American suspicions increased after the Russians submitted hundreds of requests, to several countries, to gain permission for their military jets to cross the latter’s airspace to reach Syria, and assemble there.

It was also confirmed that the Russians are developing the Syrian city of Tartus to use as their naval military base, after the port had previously been a mere “gas station” and maintenance facility for Russian ships.

So, what are Moscow’s intentions? Is this a military move against NATO? Is Moscow attempting to save Assad? Or is this all part of a plan to partition Syria by transferring Assad and his regime to the coast and establishing an Alawite state there?

In an article published on Wednesday in the Al-Hayat daily, Ibrahim Al-Hamidi wrote a thorough analysis on the matter, but from a different perspective. He said the plan by the Russians for military intervention does indeed aim to save Assad—but not from the Islamic State of Iraq and Syria (ISIS) or the armed Syrian opposition; instead the Russians are saving Assad from the his main ally Iran.

Although Hamidi’s point of view greatly disputes some of the givens concerning the Iranian–Syrian relationship, his article is interesting and important. Hamidi assumes that the Iranians want to move a weak Assad aside, and that they are seeking political rapprochement with the United States, which is currently engaged in an ongoing confrontation with the Russians over the Ukrainian crisis.

Hamidi says there is a dispute between the Russians and the Iranians and that Moscow opposes some of Tehran’s Syrian projects, including their attempts to achieve political and demographic change, something the Russian foreign minister has termed “social engineering.”

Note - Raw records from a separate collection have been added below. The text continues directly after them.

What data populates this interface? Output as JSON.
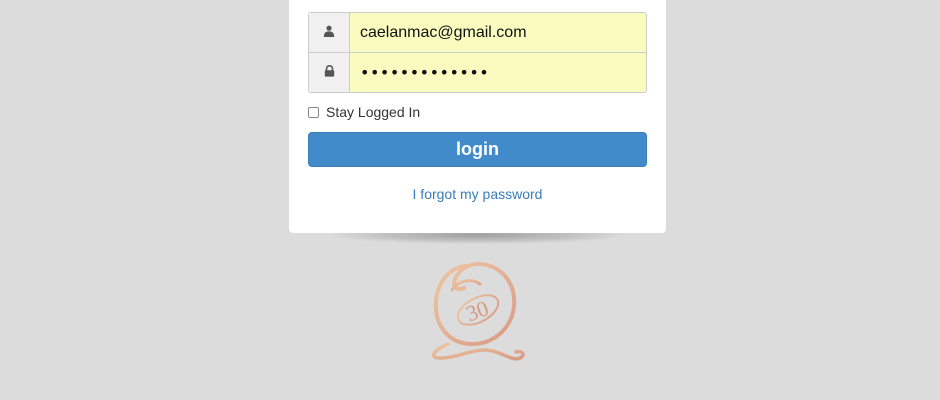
{
  "login_form": {
    "email_value": "caelanmac@gmail.com",
    "password_masked": "•••••••••••••",
    "stay_logged_in_label": "Stay Logged In",
    "stay_logged_in_checked": false,
    "login_button_label": "login",
    "forgot_password_link": "I forgot my password"
  },
  "logo": {
    "text": "30",
    "color": "#e0a98a"
  },
  "colors": {
    "background": "#dcdcdc",
    "card": "#ffffff",
    "autofill": "#fafcbf",
    "primary": "#428bca",
    "link": "#3a7dbb"
  },
  "icons": {
    "email_icon": "user-icon",
    "password_icon": "lock-icon"
  }
}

The Iranians have tried to swap the residents of two Shi’ite towns and transfer them to Zabadani in Syria, emptying the latter of its Sunni residents. However, I think the theory of Iranian domination is bogus if one looks at things in terms of demographics. The Shi’ites in Syria are a very small minority—just 5 percent—while the Sunnis account for around 80 percent of the population (unlike the case in Iraq and Lebanon). This has been the reason behind Iran’s failure in Syria until today—the Iranian plan, which pledged to restore the Assad regime to its former power pre-Syrian uprising, has failed, despite the millions Tehran has spent on this.

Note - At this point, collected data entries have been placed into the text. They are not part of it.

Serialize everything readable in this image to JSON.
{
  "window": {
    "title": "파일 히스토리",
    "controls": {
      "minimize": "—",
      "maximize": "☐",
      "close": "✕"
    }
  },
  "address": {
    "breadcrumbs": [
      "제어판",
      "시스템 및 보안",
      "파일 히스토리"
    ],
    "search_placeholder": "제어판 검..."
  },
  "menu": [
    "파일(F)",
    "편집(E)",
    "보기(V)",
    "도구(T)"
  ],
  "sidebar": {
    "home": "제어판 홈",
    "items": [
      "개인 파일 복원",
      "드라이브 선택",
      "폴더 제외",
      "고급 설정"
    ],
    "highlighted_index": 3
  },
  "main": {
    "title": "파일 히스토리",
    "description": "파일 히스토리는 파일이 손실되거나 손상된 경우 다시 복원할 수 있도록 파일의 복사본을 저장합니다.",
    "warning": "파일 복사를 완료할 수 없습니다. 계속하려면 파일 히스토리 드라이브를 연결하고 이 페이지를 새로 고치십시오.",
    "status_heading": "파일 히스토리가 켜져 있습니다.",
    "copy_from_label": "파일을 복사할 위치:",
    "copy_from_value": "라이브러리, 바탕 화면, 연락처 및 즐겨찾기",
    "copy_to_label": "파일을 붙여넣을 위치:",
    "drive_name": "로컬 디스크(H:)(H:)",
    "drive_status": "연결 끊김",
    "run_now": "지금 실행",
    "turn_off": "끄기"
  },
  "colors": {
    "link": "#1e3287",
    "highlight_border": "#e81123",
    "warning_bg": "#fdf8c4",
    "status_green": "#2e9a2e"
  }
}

Foreign powers came to Syria with plans that are difficult and perhaps impossible to achieve, such as gathering enemies in one government. Another plan, for example, would consider ISIS as the only enemy. A third plan suggested dividing Syria and establishing an Alawite state—or one consisting of minorities—along the Mediterranean coast.

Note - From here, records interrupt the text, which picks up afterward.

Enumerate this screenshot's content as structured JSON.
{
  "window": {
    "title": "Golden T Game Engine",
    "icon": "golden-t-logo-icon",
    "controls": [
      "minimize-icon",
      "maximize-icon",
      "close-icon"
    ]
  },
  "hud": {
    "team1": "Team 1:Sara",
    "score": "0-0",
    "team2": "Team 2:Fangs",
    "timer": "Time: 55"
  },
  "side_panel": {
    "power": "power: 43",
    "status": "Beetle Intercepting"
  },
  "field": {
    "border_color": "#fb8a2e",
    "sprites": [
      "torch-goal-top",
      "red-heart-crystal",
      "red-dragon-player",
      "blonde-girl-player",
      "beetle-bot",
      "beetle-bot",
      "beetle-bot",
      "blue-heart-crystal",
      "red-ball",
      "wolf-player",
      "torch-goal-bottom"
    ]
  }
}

Iran and Russia have for four years been attempting to implement one plan—preserving Assad’s rule. However, they are now realizing that this is an impossible task, as Syria is no longer a united country with a sole army and security apparatus.

Enmity also increased against Assad because he is responsible for the murder of around 250,000 of his own people. The easiest of plans would be to oust him, but who would this favor? It will not be possible to task the armed opposition with governing the country unless there is a regional Arab–Iranian–Turkish consensus. The Syrian reality has become very difficult, and it will become more complicated if it is indeed true that there is an Iranian–Russian dispute.

The Middle East will change after the nuclear agreement with Iran. Tehran may swing politically towards the US in opposition to Russian policy.

Maybe this is why Putin wants to make a preemptive move in regard to this change, by suggesting the solution itself: a political authority in Syria that includes Assad and some opposition forces protected by Russian forces—but without the commander of Iran’s Quds Force Gen. Qassem Suleimani, Iran’s Islamic Revolutionary Guard Corps, Hezbollah, and all the other Shi’ite militias currently operating in Syria.